When I was on Iona last month I was also struck by how somewhere so remote was at one time the focus of a mass pilgrimage. In the 15th century thousands of people travelled every year to visit the relics held at the Abbey there.  
 
When you look at a map of the Hebrides, you can see that these islands are beyond the ends of the world, connected as it is these days by roads.  To get to Iona from Glasgow involves two ferries and when you’re finally there, you’re much closer to Ireland than to Glasgow.  But Ireland is away across the sea.  You can’t get there from here.  
 
Yet, it wasn’t always that way. When the traditional cultures and communities of the Hebrides were strong, families rowed and sailed through the islands for work and trade and spiritual reasons.  For a culture based on the sea, places like Iona are at the very centre of the world. The abbey at Iona was as important and accessible to worshippers as St. Paul’s in London, or The Vatican.  
 
During the period of most recent colonization, since the late 1700s, Hebridean culture ended up on the margins of the world.  Travellers like Samual Johnson visited and wrote patronizing books about the lives of the people huddled together in large communal blackhouses, shared with their animals, surviving on meagre soils, livestock and fish.  The colonizers paint a picture of Hebridean communities that need saving.
 
This same strategy – of decentering a culture and a world – happened on the west coast of Canada too. Place like Bella Bella, Kitkatla and Wuikinuxv all which are considered remote now. They are inaccessible by car, and can only be reached by water or air.

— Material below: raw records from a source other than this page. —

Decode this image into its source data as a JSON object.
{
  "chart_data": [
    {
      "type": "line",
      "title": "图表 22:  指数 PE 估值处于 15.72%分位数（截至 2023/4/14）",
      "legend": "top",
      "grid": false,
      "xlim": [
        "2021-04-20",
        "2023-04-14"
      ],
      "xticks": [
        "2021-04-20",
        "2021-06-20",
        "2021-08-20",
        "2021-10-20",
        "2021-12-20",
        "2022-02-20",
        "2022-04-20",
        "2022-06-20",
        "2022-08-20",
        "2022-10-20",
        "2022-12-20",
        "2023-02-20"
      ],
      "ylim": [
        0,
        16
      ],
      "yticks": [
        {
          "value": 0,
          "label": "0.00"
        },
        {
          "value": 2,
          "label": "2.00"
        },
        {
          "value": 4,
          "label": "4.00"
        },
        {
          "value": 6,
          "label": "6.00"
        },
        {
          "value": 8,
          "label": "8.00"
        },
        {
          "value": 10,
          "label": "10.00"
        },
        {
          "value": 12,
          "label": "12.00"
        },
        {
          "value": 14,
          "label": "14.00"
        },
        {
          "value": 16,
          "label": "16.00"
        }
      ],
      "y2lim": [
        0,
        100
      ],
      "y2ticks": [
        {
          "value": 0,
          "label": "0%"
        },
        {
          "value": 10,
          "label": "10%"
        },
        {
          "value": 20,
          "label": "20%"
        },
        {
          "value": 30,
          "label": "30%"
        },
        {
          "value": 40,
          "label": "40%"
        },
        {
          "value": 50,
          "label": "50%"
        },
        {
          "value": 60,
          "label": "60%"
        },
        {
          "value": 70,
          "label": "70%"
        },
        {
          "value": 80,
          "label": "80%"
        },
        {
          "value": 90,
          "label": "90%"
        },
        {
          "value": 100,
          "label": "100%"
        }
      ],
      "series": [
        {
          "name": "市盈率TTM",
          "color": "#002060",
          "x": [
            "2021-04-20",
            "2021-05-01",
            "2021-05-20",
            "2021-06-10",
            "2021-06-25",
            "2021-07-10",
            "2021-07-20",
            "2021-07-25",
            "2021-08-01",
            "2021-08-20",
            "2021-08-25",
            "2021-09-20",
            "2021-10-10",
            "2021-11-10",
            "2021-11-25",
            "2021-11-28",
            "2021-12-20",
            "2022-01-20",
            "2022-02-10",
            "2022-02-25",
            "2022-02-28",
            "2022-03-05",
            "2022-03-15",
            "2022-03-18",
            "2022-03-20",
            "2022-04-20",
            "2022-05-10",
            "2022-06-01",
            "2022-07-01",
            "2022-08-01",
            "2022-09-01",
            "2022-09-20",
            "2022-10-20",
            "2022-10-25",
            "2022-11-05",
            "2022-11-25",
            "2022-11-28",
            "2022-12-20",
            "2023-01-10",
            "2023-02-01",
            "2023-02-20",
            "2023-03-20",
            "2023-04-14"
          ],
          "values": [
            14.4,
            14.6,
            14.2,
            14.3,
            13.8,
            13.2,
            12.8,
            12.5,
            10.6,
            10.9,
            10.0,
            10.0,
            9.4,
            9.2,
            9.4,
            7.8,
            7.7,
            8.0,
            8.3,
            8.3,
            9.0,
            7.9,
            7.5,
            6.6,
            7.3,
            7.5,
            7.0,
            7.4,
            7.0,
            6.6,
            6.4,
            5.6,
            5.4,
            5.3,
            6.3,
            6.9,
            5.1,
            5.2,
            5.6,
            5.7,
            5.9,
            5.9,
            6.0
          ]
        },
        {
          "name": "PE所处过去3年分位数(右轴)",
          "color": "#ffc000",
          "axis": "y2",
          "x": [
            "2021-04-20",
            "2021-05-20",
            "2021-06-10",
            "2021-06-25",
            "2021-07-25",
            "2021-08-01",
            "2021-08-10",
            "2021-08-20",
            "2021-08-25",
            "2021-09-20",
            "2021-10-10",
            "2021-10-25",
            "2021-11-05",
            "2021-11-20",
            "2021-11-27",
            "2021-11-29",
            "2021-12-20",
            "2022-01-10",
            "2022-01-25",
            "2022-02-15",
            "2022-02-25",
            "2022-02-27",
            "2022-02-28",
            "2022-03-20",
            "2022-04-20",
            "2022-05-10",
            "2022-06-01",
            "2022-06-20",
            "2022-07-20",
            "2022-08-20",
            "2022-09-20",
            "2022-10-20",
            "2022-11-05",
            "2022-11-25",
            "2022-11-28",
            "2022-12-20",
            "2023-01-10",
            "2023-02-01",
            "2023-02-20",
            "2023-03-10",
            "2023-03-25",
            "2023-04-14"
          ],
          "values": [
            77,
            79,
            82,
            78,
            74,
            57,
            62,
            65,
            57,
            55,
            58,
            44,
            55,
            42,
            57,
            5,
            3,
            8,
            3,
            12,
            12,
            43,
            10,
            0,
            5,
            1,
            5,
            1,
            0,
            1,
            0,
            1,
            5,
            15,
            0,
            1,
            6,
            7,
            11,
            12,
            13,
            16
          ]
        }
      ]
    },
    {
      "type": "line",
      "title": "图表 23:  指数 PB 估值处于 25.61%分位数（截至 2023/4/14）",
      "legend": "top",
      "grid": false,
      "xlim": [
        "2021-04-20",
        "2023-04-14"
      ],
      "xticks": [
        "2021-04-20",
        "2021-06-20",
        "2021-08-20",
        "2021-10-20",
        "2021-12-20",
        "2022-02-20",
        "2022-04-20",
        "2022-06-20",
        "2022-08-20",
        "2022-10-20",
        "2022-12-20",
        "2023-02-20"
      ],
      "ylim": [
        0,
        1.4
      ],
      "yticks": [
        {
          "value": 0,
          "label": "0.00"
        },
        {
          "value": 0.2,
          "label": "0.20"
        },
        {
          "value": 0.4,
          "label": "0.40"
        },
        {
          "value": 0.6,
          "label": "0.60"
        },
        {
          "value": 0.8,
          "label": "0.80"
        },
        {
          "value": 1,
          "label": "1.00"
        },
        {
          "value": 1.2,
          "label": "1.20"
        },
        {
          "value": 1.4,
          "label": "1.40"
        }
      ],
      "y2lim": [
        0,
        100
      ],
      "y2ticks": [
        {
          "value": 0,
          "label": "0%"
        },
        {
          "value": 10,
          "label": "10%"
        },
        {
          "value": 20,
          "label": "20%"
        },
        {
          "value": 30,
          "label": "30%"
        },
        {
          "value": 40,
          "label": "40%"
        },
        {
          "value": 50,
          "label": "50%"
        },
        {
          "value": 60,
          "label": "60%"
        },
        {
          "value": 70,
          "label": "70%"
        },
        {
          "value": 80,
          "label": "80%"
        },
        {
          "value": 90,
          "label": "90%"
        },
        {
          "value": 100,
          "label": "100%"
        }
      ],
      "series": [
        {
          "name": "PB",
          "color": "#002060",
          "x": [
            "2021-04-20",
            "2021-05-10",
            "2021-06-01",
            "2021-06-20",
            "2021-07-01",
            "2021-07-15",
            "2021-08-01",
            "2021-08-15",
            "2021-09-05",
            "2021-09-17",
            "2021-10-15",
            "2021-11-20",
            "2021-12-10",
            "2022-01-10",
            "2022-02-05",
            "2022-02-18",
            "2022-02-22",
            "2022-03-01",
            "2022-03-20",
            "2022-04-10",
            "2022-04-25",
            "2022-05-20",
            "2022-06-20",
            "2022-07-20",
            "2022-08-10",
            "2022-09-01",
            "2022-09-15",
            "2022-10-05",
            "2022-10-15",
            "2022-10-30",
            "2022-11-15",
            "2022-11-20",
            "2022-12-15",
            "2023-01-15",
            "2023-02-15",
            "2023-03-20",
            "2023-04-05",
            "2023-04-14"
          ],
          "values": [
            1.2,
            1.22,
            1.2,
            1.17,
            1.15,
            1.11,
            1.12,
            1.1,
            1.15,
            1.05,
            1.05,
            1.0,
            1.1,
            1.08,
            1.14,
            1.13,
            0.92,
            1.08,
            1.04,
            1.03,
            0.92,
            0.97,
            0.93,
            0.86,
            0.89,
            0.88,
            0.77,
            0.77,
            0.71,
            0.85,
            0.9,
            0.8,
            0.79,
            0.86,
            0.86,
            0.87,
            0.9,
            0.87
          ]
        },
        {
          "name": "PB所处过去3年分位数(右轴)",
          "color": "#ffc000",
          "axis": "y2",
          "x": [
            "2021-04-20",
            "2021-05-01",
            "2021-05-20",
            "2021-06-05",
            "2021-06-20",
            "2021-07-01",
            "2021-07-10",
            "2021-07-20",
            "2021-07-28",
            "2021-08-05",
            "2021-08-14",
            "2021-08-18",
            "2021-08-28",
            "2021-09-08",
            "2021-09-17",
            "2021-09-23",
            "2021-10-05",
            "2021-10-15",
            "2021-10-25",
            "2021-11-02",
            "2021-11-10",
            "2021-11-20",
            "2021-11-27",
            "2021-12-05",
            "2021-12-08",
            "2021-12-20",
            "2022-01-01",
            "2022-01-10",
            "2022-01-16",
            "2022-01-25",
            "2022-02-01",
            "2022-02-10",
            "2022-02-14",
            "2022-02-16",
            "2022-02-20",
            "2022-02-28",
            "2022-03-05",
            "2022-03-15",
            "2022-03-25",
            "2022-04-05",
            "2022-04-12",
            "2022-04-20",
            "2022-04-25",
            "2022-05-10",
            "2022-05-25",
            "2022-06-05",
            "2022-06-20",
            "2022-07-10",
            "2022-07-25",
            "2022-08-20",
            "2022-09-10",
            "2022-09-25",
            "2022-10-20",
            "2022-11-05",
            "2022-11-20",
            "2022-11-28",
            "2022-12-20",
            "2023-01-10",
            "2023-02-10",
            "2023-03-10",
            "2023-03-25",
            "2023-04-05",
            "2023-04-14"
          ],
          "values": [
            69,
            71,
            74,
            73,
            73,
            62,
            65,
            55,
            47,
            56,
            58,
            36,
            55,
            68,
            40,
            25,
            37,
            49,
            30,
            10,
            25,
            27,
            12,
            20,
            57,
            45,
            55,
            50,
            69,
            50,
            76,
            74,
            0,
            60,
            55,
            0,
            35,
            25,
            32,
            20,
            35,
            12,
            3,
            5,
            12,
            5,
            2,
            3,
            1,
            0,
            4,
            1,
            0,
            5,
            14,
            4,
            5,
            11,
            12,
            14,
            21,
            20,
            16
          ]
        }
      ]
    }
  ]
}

But the Heitlsuk, Tsimshian and Wuikinuxv peoples are canoeing cultures. Traversing the waters of the central coast was never a big deal.  Bella Bella sits right in the middle of the BC Coast, a place of strategic importance between many different cultures. Until Europeans showed up and began building roads and cities elsewhere, these communities were the heart of the 9000 year history of human occupation on the coast. Almost overnight they went from places of immense importance to places of massive inconvenience. People were moved, villages relocated, children stolen and housed in residential schools so that the colonial governments could “care for” their wards.  
 
The result of course has been a massive seismic upturning of culture and power.  That is being resisted today with increasing vigour, and on the central coast in particular, it is becoming obvious that the indigenous governments are the ones best equipped to manage resources, develop economies and protect marine and territorial ecosystems.  This ultimately benefits everyone who lives in these territories, both indigenous and non-indigenous.
 
The decentering of entire cultures is a core tactic of colonization. People that never needed help are suddenly cast as poor, disconnected and in need of aid for their very survival.  What is needed instead is a recentering of the world on their communities and ways of life. Governance, ownership and leadership should lie with the people who best understand the land and seas. When that happens, the results are better for everyone. This is what reconciliation can be.